Pls help me on this.......... I have started digitising and embroidering now for about 8 months with wilcom ES-65, can someone tell me whether I need to change any settings / values on the digitised design for CAPS/Hats (from a flat t-shirt emb)or is there a special setting on the embroidery machine itself?

if so, what should be done?

tks in advance


----------



## vctradingcubao (Nov 15, 2006)

I hope the wilcom guys will also help, but for Pulse digitizing, there's a "cap style" setting which automatically adjust the density, underlays, pull compensation, etc.. Those settings are recommended by Pulse as per their general experience with cap embroidery. Of course, (with experience) you can manually adjust these parameters, to whichever you feel is suited to your type of cap and your machine. also, I've seen digitizers doing their designs to sew out from bottom to top, as much as possible. As for the machine, our tajima models have "cap settings" which (I think) adjusts the sewing limits, and "maybe" the movements of the machine. Of course, for complicated designs, we run our machine at not more than 800 spm, sometimes, even 500 spm.


----------



## Rizzo (Nov 22, 2006)

Tks alot Byron, as usual you seem to be there when it comes to embroidery issues, I have been looking for the 'cap' settings in wilcom but no luck. my machine is called "Richpiece" , also has cap attachments which I do with but no cap setting on the machine either, suppliers are not so helpful on this topic either.

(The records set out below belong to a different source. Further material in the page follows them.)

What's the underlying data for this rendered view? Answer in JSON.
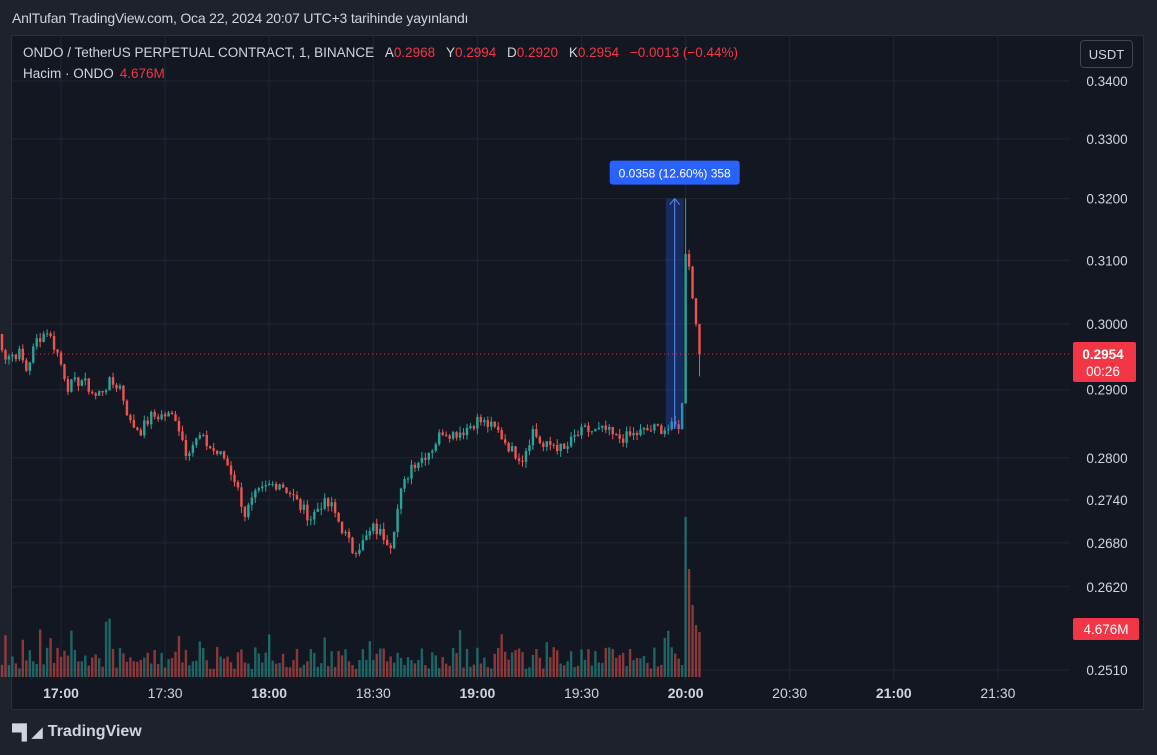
{
  "header": {
    "published_line": "AnlTufan TradingView.com, Oca 22, 2024 20:07 UTC+3 tarihinde yayınlandı"
  },
  "legend": {
    "symbol": "ONDO / TetherUS PERPETUAL CONTRACT, 1, BINANCE",
    "open_label": "A",
    "open_value": "0.2968",
    "high_label": "Y",
    "high_value": "0.2994",
    "low_label": "D",
    "low_value": "0.2920",
    "close_label": "K",
    "close_value": "0.2954",
    "change": "−0.0013 (−0.44%)",
    "volume_label": "Hacim · ONDO",
    "volume_value": "4.676M"
  },
  "currency_button": "USDT",
  "last_price_badge": {
    "price": "0.2954",
    "countdown": "00:26"
  },
  "volume_badge": "4.676M",
  "measure_label": "0.0358 (12.60%) 358",
  "footer": {
    "brand": "TradingView"
  },
  "colors": {
    "up": "#26a69a",
    "down": "#ef5350",
    "background": "#131722",
    "measure": "#2962ff"
  },
  "chart_data": {
    "type": "candlestick",
    "interval": "1m",
    "price_axis_ticks": [
      "0.3400",
      "0.3300",
      "0.3200",
      "0.3100",
      "0.3000",
      "0.2900",
      "0.2800",
      "0.2740",
      "0.2680",
      "0.2620",
      "0.2510"
    ],
    "price_axis_log": true,
    "time_axis_ticks": [
      "17:00",
      "17:30",
      "18:00",
      "18:30",
      "19:00",
      "19:30",
      "20:00",
      "20:30",
      "21:00",
      "21:30"
    ],
    "time_range": [
      "16:41",
      "22:00"
    ],
    "last_price": 0.2954,
    "measure": {
      "from_price": 0.2842,
      "to_price": 0.32,
      "from_time": "19:54",
      "to_time": "20:00"
    },
    "anchors": [
      [
        "16:41",
        0.3
      ],
      [
        "16:44",
        0.295
      ],
      [
        "16:48",
        0.2955
      ],
      [
        "16:50",
        0.293
      ],
      [
        "16:53",
        0.2975
      ],
      [
        "16:56",
        0.299
      ],
      [
        "16:59",
        0.2955
      ],
      [
        "17:02",
        0.2905
      ],
      [
        "17:06",
        0.2915
      ],
      [
        "17:10",
        0.289
      ],
      [
        "17:14",
        0.291
      ],
      [
        "17:17",
        0.2905
      ],
      [
        "17:20",
        0.285
      ],
      [
        "17:23",
        0.284
      ],
      [
        "17:26",
        0.286
      ],
      [
        "17:30",
        0.2862
      ],
      [
        "17:33",
        0.286
      ],
      [
        "17:36",
        0.281
      ],
      [
        "17:40",
        0.283
      ],
      [
        "17:44",
        0.281
      ],
      [
        "17:47",
        0.28
      ],
      [
        "17:50",
        0.277
      ],
      [
        "17:53",
        0.272
      ],
      [
        "17:56",
        0.2745
      ],
      [
        "18:00",
        0.276
      ],
      [
        "18:03",
        0.2765
      ],
      [
        "18:06",
        0.275
      ],
      [
        "18:09",
        0.273
      ],
      [
        "18:12",
        0.2715
      ],
      [
        "18:15",
        0.2735
      ],
      [
        "18:18",
        0.273
      ],
      [
        "18:21",
        0.27
      ],
      [
        "18:24",
        0.267
      ],
      [
        "18:27",
        0.268
      ],
      [
        "18:30",
        0.27
      ],
      [
        "18:33",
        0.269
      ],
      [
        "18:35",
        0.268
      ],
      [
        "18:38",
        0.275
      ],
      [
        "18:41",
        0.279
      ],
      [
        "18:44",
        0.28
      ],
      [
        "18:47",
        0.2815
      ],
      [
        "18:50",
        0.284
      ],
      [
        "18:53",
        0.2835
      ],
      [
        "18:56",
        0.284
      ],
      [
        "19:00",
        0.2855
      ],
      [
        "19:03",
        0.2848
      ],
      [
        "19:06",
        0.2838
      ],
      [
        "19:10",
        0.281
      ],
      [
        "19:13",
        0.28
      ],
      [
        "19:16",
        0.284
      ],
      [
        "19:19",
        0.2815
      ],
      [
        "19:22",
        0.282
      ],
      [
        "19:25",
        0.281
      ],
      [
        "19:28",
        0.283
      ],
      [
        "19:31",
        0.284
      ],
      [
        "19:34",
        0.2838
      ],
      [
        "19:37",
        0.284
      ],
      [
        "19:40",
        0.2828
      ],
      [
        "19:43",
        0.283
      ],
      [
        "19:46",
        0.2835
      ],
      [
        "19:49",
        0.284
      ],
      [
        "19:52",
        0.2843
      ],
      [
        "19:55",
        0.2842
      ],
      [
        "19:58",
        0.2848
      ],
      [
        "19:59",
        0.288
      ],
      [
        "20:00",
        0.311
      ],
      [
        "20:01",
        0.309
      ],
      [
        "20:02",
        0.304
      ],
      [
        "20:03",
        0.3
      ],
      [
        "20:04",
        0.2954
      ]
    ]
  }
}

any other exerts..... who can help?

on the other hand as you told me I can try the recommended settings, any sugessions on it?

Tks again


----------



## binki (Jul 16, 2006)

We are in the middle of a big cap order and I can tell you that pull compensation, needle selection, backing density, and cap style play a huge part in all of this. 

We had a design that sewed out great on a flat surface, but add a pro style 6 panel cap and it looked like crap. We had to increase the pull compensation quite a bit as well as alter the design slightly for the center seem on the cap. 

We also had ball point needles that worked fine but ball point titanium needles broke so we switched to sharp point. With the sharp point we had to increase the pull compensation on the letting to keep the cap from being cut to bits with the close stitch points on the small lettering. We also changed the underlay to reduce the number of stitch points. 

This is one area that I would look to an experienced digitizer that offers guaranteed service for the designs.


----------



## Rizzo (Nov 22, 2006)

Tks Fred, but doesn't your software or the machine has a built in cap setting like the one Byron was talking about? so there is no pull compensation that could fairly work with all designs to some extent (as a guide atleast)?


----------



## binki (Jul 16, 2006)

it has a cap setting but that doesnt make up for the variances in the different caps.


----------



## vctradingcubao (Nov 15, 2006)

...and on some cases, some embroiderers also change the needle plate when embroidering caps.


----------



## SunEmbroidery (Oct 18, 2007)

Digitze center out, bottom up except large fills should be first. Increase size or eliminate small text.


----------



## digifacmp (Nov 13, 2007)

Please go to www.impressionsmag.com or copy and paste this URL for the articel about the cap embroidery. The link is: Coping With Caps

Manoj 
digitizingfactory


----------



## Rizzo (Nov 22, 2006)

Dear Manoj,

This maybe your first post but u have no idea how informative and helpful that link you provided was. Thank you so much.

a warm welcome to the forums,


----------



## yusufu17 (May 14, 2008)

The key to embroidery for digitizing is to make sure the design starts sewing out in the middle. If you digitize for a shirt, and it sews out starting from left to right, or right to left you will have problems.


----------